You give Punch-Drunk Love the benefit of the doubt for quite a while; bizarre, quirky things keep happening in it (though nothing tops its opening, involving an out-of-nowhere car accident), and you assume that Anderson will find some amazing way to corral all of its seemingly unrelated plot strands into a cohesive, comic vision. It never happens. (The "it's raining frogs" sequence in Anderson's Magnolia made far more sense than anything in Punch-Drunk Love.) Numerous individual scenes are clever, even inspired, but they don't connect, and there's not one that involves you emotionally in any way. (The film's love story is a complete bust, because you can't see what possible reason Watson would have for liking Sandler, and Sandler doesn't yet possess the acting chops to suggest he's anything but a slow-talking basket case.) Anderson's previous films, Magnolia especially, have been so filled with emotion that, even at Magnolia's three-plus hours, they felt as though they might burst; Punch-Drunk Love runs half that length and feels completely empty. Anderson did fulfill his goal, though - he made an art-house Adam Sandler movie. Big deal.

 

Alexis Bledel and Jonathan Jackson in Tuck EverlastingTUCK EVERLASTING

Truth be told, I was a little apprehensive about Disney's Tuck Everlasting, as I have a lower saccharin tolerance than most, and whenever I see advertising blurbs touting "a family film for the ages," my defenses go up immediately; what I usually encounter is pastoral, maudlin, and dull. But Tuck Everlasting is pretty darned wonderful. Based on Natalie Babbitt's beloved children's novel about a young girl and a family who stumble upon the fountain of youth, the movie is sweet without being cloying, gorgeous to look at, and, at 90 minutes, blessedly short - it's a live-action family film that won't make kids or their parents fidgety. Jay Russell directs at a lovely, soothing pace, and his stellar cast includes William Hurt, Sissy Spacek, Ben Kingsley, Scott Bairstow, Amy Irving, and Victor Garber, all of whom deliver a fine combination of earnestness and edge. Best of the lot, though, is Alexis Bledel in the lead.

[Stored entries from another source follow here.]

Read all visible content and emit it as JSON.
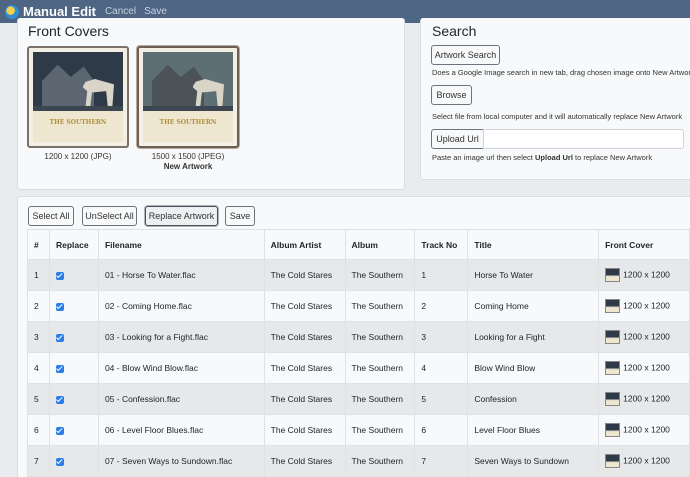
{
  "navbar": {
    "title": "Manual Edit",
    "cancel_label": "Cancel",
    "save_label": "Save",
    "logo_icon": "app-logo-icon"
  },
  "covers": {
    "heading": "Front Covers",
    "items": [
      {
        "logo_text": "THE SOUTHERN",
        "caption": "1200 x 1200 (JPG)",
        "sub": ""
      },
      {
        "logo_text": "THE SOUTHERN",
        "caption": "1500 x 1500 (JPEG)",
        "sub": "New Artwork"
      }
    ]
  },
  "search": {
    "heading": "Search",
    "artwork_search_label": "Artwork Search",
    "artwork_search_hint": "Does a Google Image search in new tab, drag chosen image onto New Artwork",
    "browse_label": "Browse",
    "browse_hint": "Select file from local computer and it will automatically replace New Artwork",
    "upload_url_label": "Upload Url",
    "upload_url_value": "",
    "upload_hint_pre": "Paste an image url then select ",
    "upload_hint_bold": "Upload Url",
    "upload_hint_post": " to replace New Artwork"
  },
  "toolbar": {
    "select_all": "Select All",
    "unselect_all": "UnSelect All",
    "replace_artwork": "Replace Artwork",
    "save": "Save"
  },
  "table": {
    "headers": [
      "#",
      "Replace",
      "Filename",
      "Album Artist",
      "Album",
      "Track No",
      "Title",
      "Front Cover"
    ],
    "rows": [
      {
        "num": "1",
        "checked": true,
        "filename": "01 - Horse To Water.flac",
        "artist": "The Cold Stares",
        "album": "The Southern",
        "track": "1",
        "title": "Horse To Water",
        "cover": "1200 x 1200"
      },
      {
        "num": "2",
        "checked": true,
        "filename": "02 - Coming Home.flac",
        "artist": "The Cold Stares",
        "album": "The Southern",
        "track": "2",
        "title": "Coming Home",
        "cover": "1200 x 1200"
      },
      {
        "num": "3",
        "checked": true,
        "filename": "03 - Looking for a Fight.flac",
        "artist": "The Cold Stares",
        "album": "The Southern",
        "track": "3",
        "title": "Looking for a Fight",
        "cover": "1200 x 1200"
      },
      {
        "num": "4",
        "checked": true,
        "filename": "04 - Blow Wind Blow.flac",
        "artist": "The Cold Stares",
        "album": "The Southern",
        "track": "4",
        "title": "Blow Wind Blow",
        "cover": "1200 x 1200"
      },
      {
        "num": "5",
        "checked": true,
        "filename": "05 - Confession.flac",
        "artist": "The Cold Stares",
        "album": "The Southern",
        "track": "5",
        "title": "Confession",
        "cover": "1200 x 1200"
      },
      {
        "num": "6",
        "checked": true,
        "filename": "06 - Level Floor Blues.flac",
        "artist": "The Cold Stares",
        "album": "The Southern",
        "track": "6",
        "title": "Level Floor Blues",
        "cover": "1200 x 1200"
      },
      {
        "num": "7",
        "checked": true,
        "filename": "07 - Seven Ways to Sundown.flac",
        "artist": "The Cold Stares",
        "album": "The Southern",
        "track": "7",
        "title": "Seven Ways to Sundown",
        "cover": "1200 x 1200"
      }
    ]
  }
}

While she might be a tad modern for the film's 1914 setting (as is Jonathan Jackson as her beau), she has intensely searching eyes and displays an effortless grace; she's the rare audience surrogate for whom you feel truly protective, and by the film's end, her seemingly simple performance proves to be incredibly nuanced. Just when I had made a vow to stop getting misty-eyed by Disneyfied manipulation, along comes Alexis Bledel to break my heart all over again. Damn her.

 

Kieran Culkin and Claire Danes in Igby Goes DownIGBY GOES DOWN and FULL FRONTAL

If you haven't yet, I urge you to pop down to the Quad Cities Brew & View in the District of Rock Island, an absolutely charming establishment that, in the past two weeks alone, has presented the area debuts of Steven Soderbergh's Full Frontal and Burr Steers's Igby Goes Down. If the Brew & View's relaxed atmosphere and the incredible hospitality of the staff weren't reason enough to visit - not to mention the chance to enjoy a gin-and-tonic along with your movie - the opportunity to catch these (and future) anti-mainstream works certainly should be. As for the movies themselves ... well, at least Igby is terrific.

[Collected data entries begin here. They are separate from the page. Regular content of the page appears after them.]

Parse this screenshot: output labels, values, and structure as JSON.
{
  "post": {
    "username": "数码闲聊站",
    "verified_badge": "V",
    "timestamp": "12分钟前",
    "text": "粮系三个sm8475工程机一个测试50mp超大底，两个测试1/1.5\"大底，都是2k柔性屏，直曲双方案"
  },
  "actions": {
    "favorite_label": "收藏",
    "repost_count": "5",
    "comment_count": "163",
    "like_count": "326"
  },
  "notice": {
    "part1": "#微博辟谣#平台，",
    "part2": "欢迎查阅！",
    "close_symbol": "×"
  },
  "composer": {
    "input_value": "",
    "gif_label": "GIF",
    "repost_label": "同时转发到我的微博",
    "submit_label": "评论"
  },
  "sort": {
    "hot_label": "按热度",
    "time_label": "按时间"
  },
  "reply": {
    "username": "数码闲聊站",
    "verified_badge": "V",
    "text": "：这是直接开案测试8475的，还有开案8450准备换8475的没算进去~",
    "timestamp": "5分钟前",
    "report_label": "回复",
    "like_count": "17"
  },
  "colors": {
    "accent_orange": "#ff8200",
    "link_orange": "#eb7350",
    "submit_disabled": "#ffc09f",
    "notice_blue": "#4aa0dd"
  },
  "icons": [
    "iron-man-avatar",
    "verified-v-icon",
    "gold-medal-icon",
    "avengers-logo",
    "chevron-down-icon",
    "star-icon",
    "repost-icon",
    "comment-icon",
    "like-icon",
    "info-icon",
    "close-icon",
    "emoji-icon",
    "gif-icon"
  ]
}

A Salinger-esque portrait of youthful alienation and confusion, Igby is, by turns, wickedly funny and shockingly poignant, powered by a note-perfect portrayal by Kieran Culkin as a wealthy 16-year-old who, like all 16-year-olds, knows everything and nothing about life and love. Steers, in his writing-directing debut, has a marvelous eye and ear for the foibles of affluent Manhattanites, and while he gets typically strong work from Susan Sarandon and Jeff Goldblum, he also elicits career-best performances from Amanda Peet and Ryan Phillippe, and the finest work Claire Danes and Bill Pullman have offered in ages. Steers shows a talent similar to Whit Stillman's but with a more generous heart; may he have a long, productive career.

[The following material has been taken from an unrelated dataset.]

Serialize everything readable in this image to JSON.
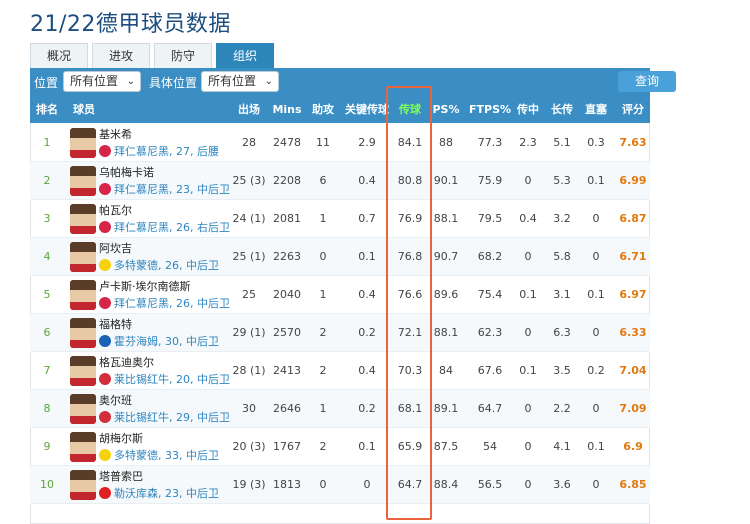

Blair Underwood and Julia Roberts in Full FrontalNo one can accuse Steven Soderbergh of not being productive - nowadays we get, what, six or seven Soderbergh releases annually? - but Full Frontal (opening at Moline's Nova 6 Cinemas on November 1) is an argument for his being a little less so. Not that the film is wholly unenjoyable. A movie about people making a movie about the making of a movie (I think), Full Frontal is definitely clever, Byzantine in its twists, and occasionally funny; it might require a warped sense of humor to laugh at Nicky Katt as the navel-gazing dictator in the film's crappy, modernized Hitler play, but I found him mighty amusing. Yet the movie is unsatisfying, because its flips in tone and style are completely arbitrary, and except for Katt, the cast, who improvised much of their dialogue, looks desperate and confused (which you'd think wouldn't happen with the likes of Julia Roberts, Catherine Keener, and David Duchovny). Full Frontal is a lark, a folly, for Soderbergh, and one has to assume he had a better time with it than the cast (or the audience).

Support the River Cities' Reader

Get 12 Reader issues mailed monthly for $48/year.

Old School Subscription for Your Support

Get the printed Reader edition mailed to you (or anyone you want) first-class for 12 months for $48.
$24 goes to postage and handling, $24 goes to keeping the doors open!

Click this link to Old School Subscribe now.



Help Keep the Reader Alive and Free Since '93!

 

"We're the River Cities' Reader, and we've kept the Quad Cities' only independently owned newspaper alive and free since 1993.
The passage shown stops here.